Intertwined with claimant's argument that the ALJ should have called upon the VE to testify, is Claimant's argument regarding his hypertension. The status of Hampton's hypertension was not clear at the time of the hearing and it is still unclear as to whether the hypertension is controlled. When questioned about Hampton's RFC, Dr. Abramson testified "the only thing that would limit his ability would be his hypertension. And that has not been controlled. If you mean with the hypertension controlled then I would certainly feel he could do light work, possibly even medium type work." (R. 70). To the contrary, Hampton's examining doctor at Oak Forest Hospital, on May 13, 1999, diagnosed controlled hypertension and indicated Hampton should continue taking his medication and return in four months. (R. 249). Similarly, in July and September 1999, Claimant had blood pressure readings of 156/86 and 140/80 respectively.[3] (R. 251-52).

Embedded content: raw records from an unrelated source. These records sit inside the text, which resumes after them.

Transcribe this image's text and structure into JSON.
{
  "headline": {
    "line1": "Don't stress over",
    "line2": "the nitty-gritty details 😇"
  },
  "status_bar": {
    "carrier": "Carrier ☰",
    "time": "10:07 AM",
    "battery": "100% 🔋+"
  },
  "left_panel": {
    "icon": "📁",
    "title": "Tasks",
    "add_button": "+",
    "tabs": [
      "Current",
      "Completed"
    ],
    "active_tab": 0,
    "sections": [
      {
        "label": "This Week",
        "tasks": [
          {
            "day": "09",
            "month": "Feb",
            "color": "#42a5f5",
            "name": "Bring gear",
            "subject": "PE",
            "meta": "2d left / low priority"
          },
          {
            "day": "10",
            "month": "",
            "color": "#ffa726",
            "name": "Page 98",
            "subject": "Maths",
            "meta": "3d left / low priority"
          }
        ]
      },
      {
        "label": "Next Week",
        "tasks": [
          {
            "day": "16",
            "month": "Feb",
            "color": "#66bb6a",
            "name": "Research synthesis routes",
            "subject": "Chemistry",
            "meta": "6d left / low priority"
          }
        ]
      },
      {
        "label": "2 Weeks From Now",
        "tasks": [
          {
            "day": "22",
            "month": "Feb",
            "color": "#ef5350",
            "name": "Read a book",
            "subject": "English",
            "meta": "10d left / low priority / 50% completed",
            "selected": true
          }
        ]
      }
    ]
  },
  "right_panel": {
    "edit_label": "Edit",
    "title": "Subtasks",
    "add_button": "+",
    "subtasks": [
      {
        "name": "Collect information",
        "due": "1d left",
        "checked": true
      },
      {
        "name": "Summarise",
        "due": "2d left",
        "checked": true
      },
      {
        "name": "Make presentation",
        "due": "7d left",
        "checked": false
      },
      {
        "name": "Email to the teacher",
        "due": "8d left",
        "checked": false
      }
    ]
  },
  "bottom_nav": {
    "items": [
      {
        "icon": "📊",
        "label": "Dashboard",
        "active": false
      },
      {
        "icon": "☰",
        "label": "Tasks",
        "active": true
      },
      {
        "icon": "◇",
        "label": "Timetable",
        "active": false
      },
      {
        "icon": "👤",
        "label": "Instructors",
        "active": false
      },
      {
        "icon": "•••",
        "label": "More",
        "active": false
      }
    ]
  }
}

*799 Regardless of Hampton's hypertension diagnosis, the case law directs the ALJ to call upon the VE to explain potential employment opportunities available to someone like Hampton who may be capable of performing light to medium work but is severely limited by nonexertional limitations. Herron, 19 F.3d at 336-337.


Plaintiff's motion for summary judgment is granted and Defendant's motion for summary judgment is denied. The ALJ is precluded from substituting his opinion for the Psychiatric Medical Examiner's opinion; therefore, this Court accepts Dr. Blackman's conclusion that claimant is disabled. Thus, the case is reversed and remanded to the Commissioner for the award of disability benefits to Plaintiff, William Hampton, consistent with this opinion.


[1] Although this issue is no longer decisive because the Court is remanding the case for a finding of disability, the Court will decide the issue in the event the Commissioner seeks an appeal to the Seventh Circuit. In this way, the Seventh Circuit will have all of the issues before it.

[2] Exertional limitations affect the ability to meet the strength demands of jobs, such as sitting, standing, and walking. See 20 C.F.R. § 404.1569a(b). Nonexertional limitations relate to the ability to meet other demands of a job, including: postural limitations, limitations resulting from an inability to concentrate, and limitations from difficulty understanding or remembering. See 20 C.F.R. § 404.1569a(c) (1).

[3] Hypertension occurs when a person's systolic blood pressure is greater than or equal to 140 or when their diagnostic blood pressure is greater than or equal to 90. Current Medical Diagnosis and Treatment 444 (Lawrence M. Tierney, Jr. et al eds., 39th ed.2000).